Cenâb-ı Hak açıkça âyetinde şeytanın ihlâslı, yani yaptıklarını sırf Allah için yapan, kaçındıklarından da sırf Allah için kaçınan kimseler üzerinde hiçbir etkisi olmayacağını bildirmektedir.
Demek şeytan Allah’ı değil, ancak kendini ve nefsini dinleyen kimseleri kandırabilecektir. Zaten şeytan hesap görülüp hüküm verildiğinde, “Şüphesiz, Allah size hak bir vaadde bulundu. Ben de size vaade bulundum ve yalancı çıktım. Zaten benim sizi zorlayacak bir gücüm yoktu. Ben sizi çağırdım, siz de bana uydunuz. Öyleyse beni kınamayın, kendinizi kınayın. Ne ben sizi kurtarabilirim, ne de siz beni kurtarabilirsiniz” diyerek tamamen yalancı olduğunu, insanlar üzerinde zorlayacak hiçbir güce sahip olmadığını açıkça itiraf edecektir.

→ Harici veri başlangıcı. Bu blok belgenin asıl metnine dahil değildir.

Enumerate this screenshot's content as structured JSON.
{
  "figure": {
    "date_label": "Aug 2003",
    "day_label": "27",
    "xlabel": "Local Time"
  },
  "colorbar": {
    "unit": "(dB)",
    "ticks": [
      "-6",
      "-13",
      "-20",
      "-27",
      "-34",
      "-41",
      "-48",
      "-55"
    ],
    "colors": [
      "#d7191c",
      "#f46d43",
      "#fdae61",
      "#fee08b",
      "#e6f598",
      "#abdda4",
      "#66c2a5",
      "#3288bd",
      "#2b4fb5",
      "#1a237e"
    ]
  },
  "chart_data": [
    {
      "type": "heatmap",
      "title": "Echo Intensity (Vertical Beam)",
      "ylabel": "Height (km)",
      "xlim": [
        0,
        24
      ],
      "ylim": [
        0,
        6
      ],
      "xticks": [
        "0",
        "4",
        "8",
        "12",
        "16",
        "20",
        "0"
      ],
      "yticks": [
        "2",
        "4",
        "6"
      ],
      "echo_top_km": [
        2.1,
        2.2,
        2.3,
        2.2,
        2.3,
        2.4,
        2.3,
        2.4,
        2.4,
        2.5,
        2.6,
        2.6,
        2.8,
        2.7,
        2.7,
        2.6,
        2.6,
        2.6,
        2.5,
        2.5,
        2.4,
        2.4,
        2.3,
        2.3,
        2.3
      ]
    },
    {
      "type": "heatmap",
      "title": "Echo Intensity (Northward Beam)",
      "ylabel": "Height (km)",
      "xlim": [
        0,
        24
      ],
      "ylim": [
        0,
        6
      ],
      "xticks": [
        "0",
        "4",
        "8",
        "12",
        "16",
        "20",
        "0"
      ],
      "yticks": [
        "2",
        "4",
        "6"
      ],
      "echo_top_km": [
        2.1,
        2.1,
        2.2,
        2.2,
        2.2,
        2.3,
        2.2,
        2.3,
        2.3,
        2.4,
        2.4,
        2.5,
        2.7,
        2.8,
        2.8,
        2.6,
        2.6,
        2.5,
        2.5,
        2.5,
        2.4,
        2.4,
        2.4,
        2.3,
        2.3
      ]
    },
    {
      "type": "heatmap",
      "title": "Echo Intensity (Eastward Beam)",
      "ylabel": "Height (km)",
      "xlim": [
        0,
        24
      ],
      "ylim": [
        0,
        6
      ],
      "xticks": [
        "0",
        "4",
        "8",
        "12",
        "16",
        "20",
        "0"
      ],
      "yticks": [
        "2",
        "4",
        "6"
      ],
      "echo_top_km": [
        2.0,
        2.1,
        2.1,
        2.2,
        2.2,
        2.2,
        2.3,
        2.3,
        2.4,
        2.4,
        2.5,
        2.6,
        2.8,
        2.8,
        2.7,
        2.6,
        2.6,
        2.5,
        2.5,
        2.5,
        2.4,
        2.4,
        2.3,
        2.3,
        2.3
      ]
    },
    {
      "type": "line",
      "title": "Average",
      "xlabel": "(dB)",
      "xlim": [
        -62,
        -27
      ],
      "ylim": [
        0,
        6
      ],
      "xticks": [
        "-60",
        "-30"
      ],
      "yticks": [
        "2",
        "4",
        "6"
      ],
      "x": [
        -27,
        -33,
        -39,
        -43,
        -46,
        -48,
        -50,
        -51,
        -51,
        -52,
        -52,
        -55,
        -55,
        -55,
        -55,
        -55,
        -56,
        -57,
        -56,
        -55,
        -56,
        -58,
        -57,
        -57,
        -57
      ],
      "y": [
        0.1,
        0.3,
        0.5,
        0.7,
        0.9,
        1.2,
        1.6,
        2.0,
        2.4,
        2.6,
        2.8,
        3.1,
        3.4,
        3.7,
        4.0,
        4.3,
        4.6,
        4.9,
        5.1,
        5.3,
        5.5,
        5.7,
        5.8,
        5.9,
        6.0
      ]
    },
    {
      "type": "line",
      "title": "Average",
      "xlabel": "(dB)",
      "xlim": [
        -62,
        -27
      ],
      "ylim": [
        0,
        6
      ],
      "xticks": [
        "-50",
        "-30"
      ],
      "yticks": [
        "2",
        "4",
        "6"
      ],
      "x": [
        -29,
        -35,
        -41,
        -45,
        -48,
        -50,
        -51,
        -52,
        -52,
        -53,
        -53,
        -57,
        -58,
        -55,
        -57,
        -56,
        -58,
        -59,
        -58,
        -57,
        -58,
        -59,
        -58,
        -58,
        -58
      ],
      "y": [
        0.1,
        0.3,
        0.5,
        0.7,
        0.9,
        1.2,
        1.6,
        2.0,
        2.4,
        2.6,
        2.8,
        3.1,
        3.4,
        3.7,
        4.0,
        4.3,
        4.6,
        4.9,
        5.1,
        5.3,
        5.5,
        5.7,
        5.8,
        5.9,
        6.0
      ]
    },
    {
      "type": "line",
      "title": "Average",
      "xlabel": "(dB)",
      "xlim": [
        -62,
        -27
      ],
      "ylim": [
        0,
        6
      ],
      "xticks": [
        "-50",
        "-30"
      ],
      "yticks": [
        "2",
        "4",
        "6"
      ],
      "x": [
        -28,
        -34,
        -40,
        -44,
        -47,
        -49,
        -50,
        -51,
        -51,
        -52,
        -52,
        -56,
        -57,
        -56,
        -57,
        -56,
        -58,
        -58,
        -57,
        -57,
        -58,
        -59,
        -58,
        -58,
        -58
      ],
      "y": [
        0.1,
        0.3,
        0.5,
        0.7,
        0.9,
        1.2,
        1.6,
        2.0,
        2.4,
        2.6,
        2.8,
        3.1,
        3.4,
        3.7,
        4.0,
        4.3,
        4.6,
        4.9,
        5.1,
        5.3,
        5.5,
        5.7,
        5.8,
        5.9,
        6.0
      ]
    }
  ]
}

İşte insan, hayatının her anında Allah’ın veya şeytanın emrine uyup uymamakla imtihan edilecek, şeytana inat Allah’ın emrine uyduğunda imtihanı kazanacak, hem dünyada, hem de âhirette azap ve sıkıntılardan kurtulacaktır.

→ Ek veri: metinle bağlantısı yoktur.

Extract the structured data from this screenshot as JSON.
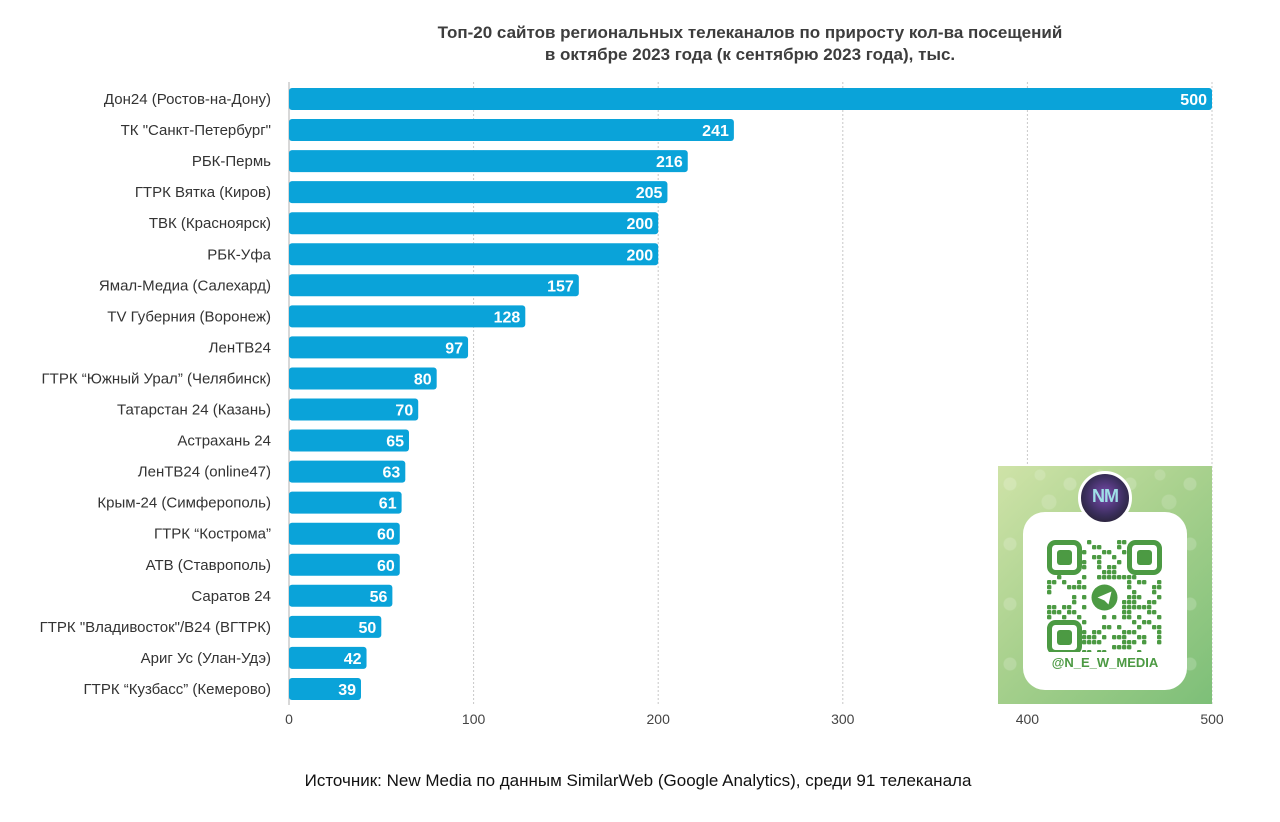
{
  "title_lines": [
    "Топ-20 сайтов региональных телеканалов по приросту кол-ва посещений",
    "в октябре 2023 года (к сентябрю 2023 года), тыс."
  ],
  "source": "Источник: New Media по данным SimilarWeb (Google Analytics), среди 91 телеканала",
  "colors": {
    "bar": "#0aa3d9",
    "grid": "#c8c8c8",
    "accent_green": "#4c9a43"
  },
  "qr_card": {
    "handle": "@N_E_W_MEDIA",
    "avatar_icon": "new-media-logo",
    "qr_icon": "telegram-qr-code"
  },
  "chart_data": {
    "type": "bar",
    "orientation": "horizontal",
    "categories": [
      "Дон24 (Ростов-на-Дону)",
      "ТК \"Санкт-Петербург\"",
      "РБК-Пермь",
      "ГТРК Вятка (Киров)",
      "ТВК (Красноярск)",
      "РБК-Уфа",
      "Ямал-Медиа (Салехард)",
      "TV Губерния (Воронеж)",
      "ЛенТВ24",
      "ГТРК “Южный Урал” (Челябинск)",
      "Татарстан 24 (Казань)",
      "Астрахань 24",
      "ЛенТВ24 (online47)",
      "Крым-24 (Симферополь)",
      "ГТРК “Кострома”",
      "АТВ (Ставрополь)",
      "Саратов 24",
      "ГТРК \"Владивосток\"/В24 (ВГТРК)",
      "Ариг Ус (Улан-Удэ)",
      "ГТРК “Кузбасс” (Кемерово)"
    ],
    "values": [
      500,
      241,
      216,
      205,
      200,
      200,
      157,
      128,
      97,
      80,
      70,
      65,
      63,
      61,
      60,
      60,
      56,
      50,
      42,
      39
    ],
    "xlim": [
      0,
      500
    ],
    "xticks": [
      0,
      100,
      200,
      300,
      400,
      500
    ],
    "grid": true,
    "xlabel": "",
    "ylabel": ""
  }
}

Yılbaşı gecesi de bu açıdan önemli değil midir? Nefis ve şeytan bu gece kötülük ve haramlara sevk etmeye çalışacak, sonra da hiçbir kimseyi kurtaramayacağını söyleyip sıyrılmaya çaılışacaktır.
Bu gece insan şeytanın aldatmalarına kulak vererek onu sevindirmek, güldürmek veya ona geçit vermeyip rahmet-i İlâhiyeyi tebessüm ettirmekle başbaşadır.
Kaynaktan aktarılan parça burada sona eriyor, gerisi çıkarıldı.